There's a big difference. Maybe I can add to what natyxg is saying. When you are a "visitor" to San Junipero, you are alive inside your organic body. Your consciousness is seated in your organic brain, and that is where your memories are stored. You are a different KIND of being. Despite the posts up top, I don't think anyone is saying that "passing over" to San Junipero is like literally putting your SOUL inside a computer, but it's also not as simple as saying "souls don't exist, we are just the product of our memories, so why can't that all be copied digitally?"

Eh,  I don't see that point of this entire argument. Either you believe that technology can impact the soul, or that it can't. If you believe that it can, then there's no reason to believe that it can touch the soul but not enough to keep a bit of it around so that the soul can be with a mate. If you believe that it can't, then it can't, in which case Kelly's soul is reborn/in heaven/in oblivion etc. and there's a digital copy hanging around somewhere having fun. Which doesn't harm anyone. Seems to be a win/win. So again, I ask - what the hell is this episode doing in this series?

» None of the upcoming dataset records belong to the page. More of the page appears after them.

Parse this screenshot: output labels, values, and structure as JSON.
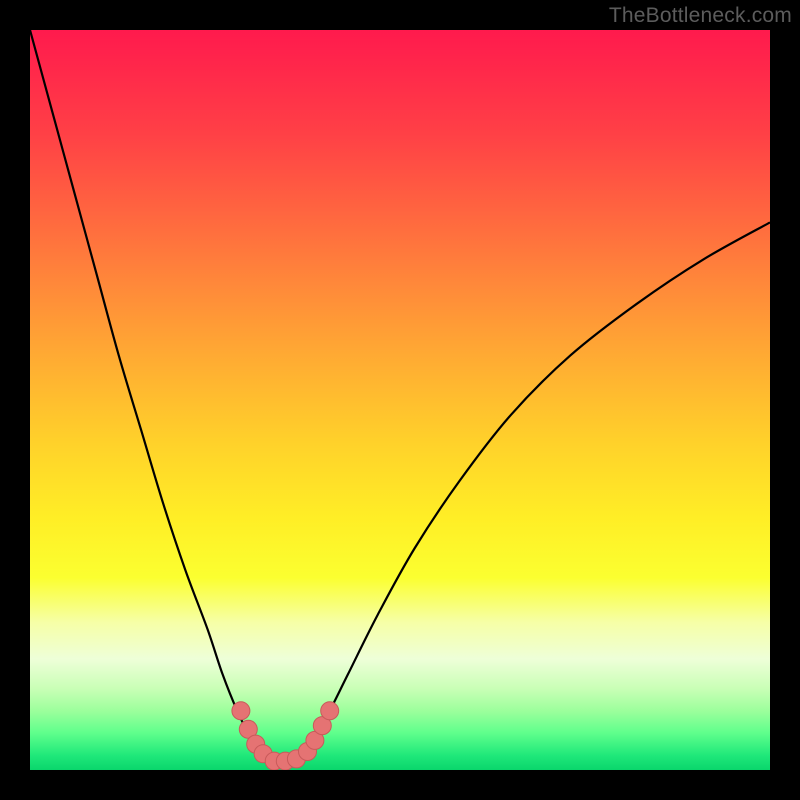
{
  "watermark": {
    "text": "TheBottleneck.com"
  },
  "colors": {
    "frame": "#000000",
    "curve_stroke": "#000000",
    "marker_fill": "#e57373",
    "marker_stroke": "#c85a5a"
  },
  "chart_data": {
    "type": "line",
    "title": "",
    "xlabel": "",
    "ylabel": "",
    "xlim": [
      0,
      100
    ],
    "ylim": [
      0,
      100
    ],
    "grid": false,
    "legend": false,
    "x": [
      0,
      3,
      6,
      9,
      12,
      15,
      18,
      21,
      24,
      26,
      28,
      30,
      31,
      32,
      33,
      34,
      35,
      36,
      37,
      38,
      40,
      43,
      47,
      52,
      58,
      65,
      73,
      82,
      91,
      100
    ],
    "values": [
      100,
      89,
      78,
      67,
      56,
      46,
      36,
      27,
      19,
      13,
      8,
      4,
      2.5,
      1.5,
      1,
      1,
      1,
      1.2,
      2,
      3.5,
      7,
      13,
      21,
      30,
      39,
      48,
      56,
      63,
      69,
      74
    ],
    "markers_x": [
      28.5,
      29.5,
      30.5,
      31.5,
      33.0,
      34.5,
      36.0,
      37.5,
      38.5,
      39.5,
      40.5
    ],
    "markers_y": [
      8.0,
      5.5,
      3.5,
      2.2,
      1.2,
      1.2,
      1.5,
      2.5,
      4.0,
      6.0,
      8.0
    ]
  }
}
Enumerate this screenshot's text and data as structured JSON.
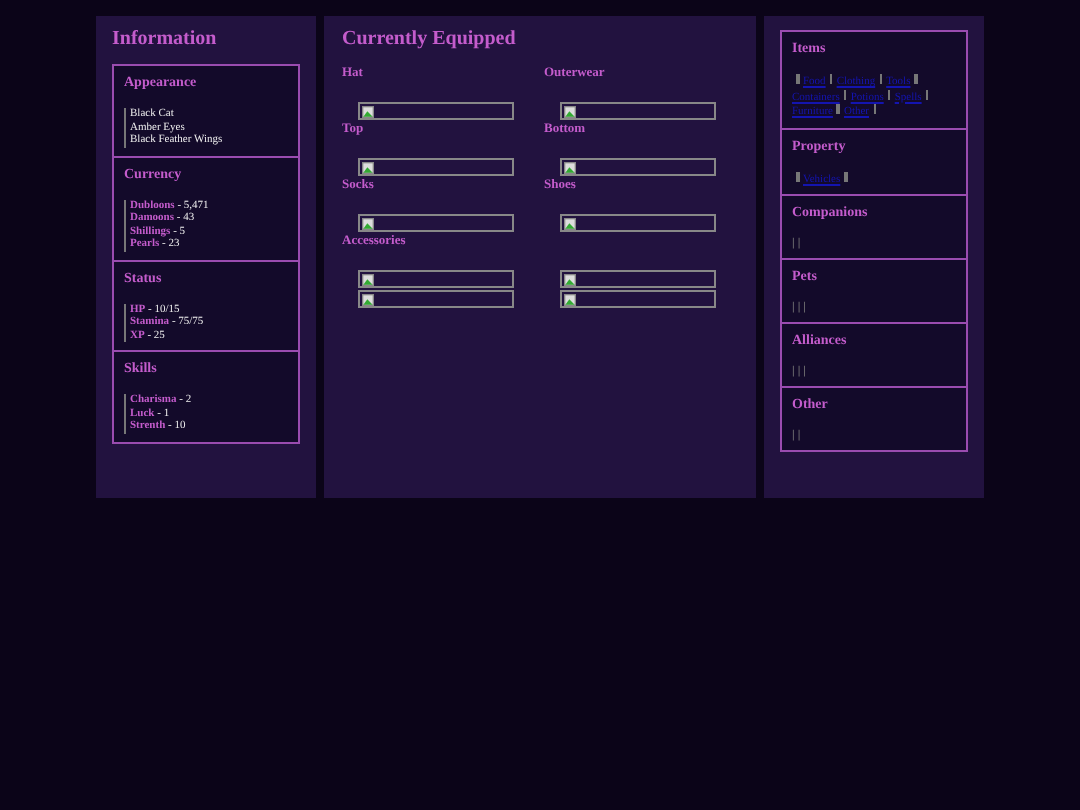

Right, I see what you mean. Let me clarify. I was suggesting that souls DON'T exist (so your options are to wink out of existence or upload yourself to a computer, and there, hypothetically, IS no heaven where Kelly's soul might otherwise be romping), but that even though you may not have a "soul" that can be digitized, that doesn't mean that your memories are the sum total of what makes you "you." Simply recording and transferring your memories to a computer does not provide the authentic experience of living in an organic body, where unpredictable chemical reactions can shape your moods, behaviours, and even memories. I was suggesting that a digitized copy of yourself can't ever really be you, just a computer program that looks and sounds like you, that remembers things you remember, but is completely under the control of the computer housing you. From the way this show likes to make a point about people becoming corrupted by technology, what I'm suggesting is that a corporation that could store dead people's templates on a computer like this would be in control of their every thought, mood, and emotion. They likely would not allow any "resident" of SJ to experience the kind of feelings that would lead to them requesting to be removed (presumably there is a cost to keeping them around), and would be programmed to try and convince "visitors" to pass over and join them. In effect, the personalities uploaded to SJ could become nothing but advertising agents for the corporation that runs it. "Heaven" as a for-profit business. But then, that's because I'm always looking for the darker takeaway from any Black Mirror episode, and I agree, this one didn't quite satisfy in that regard.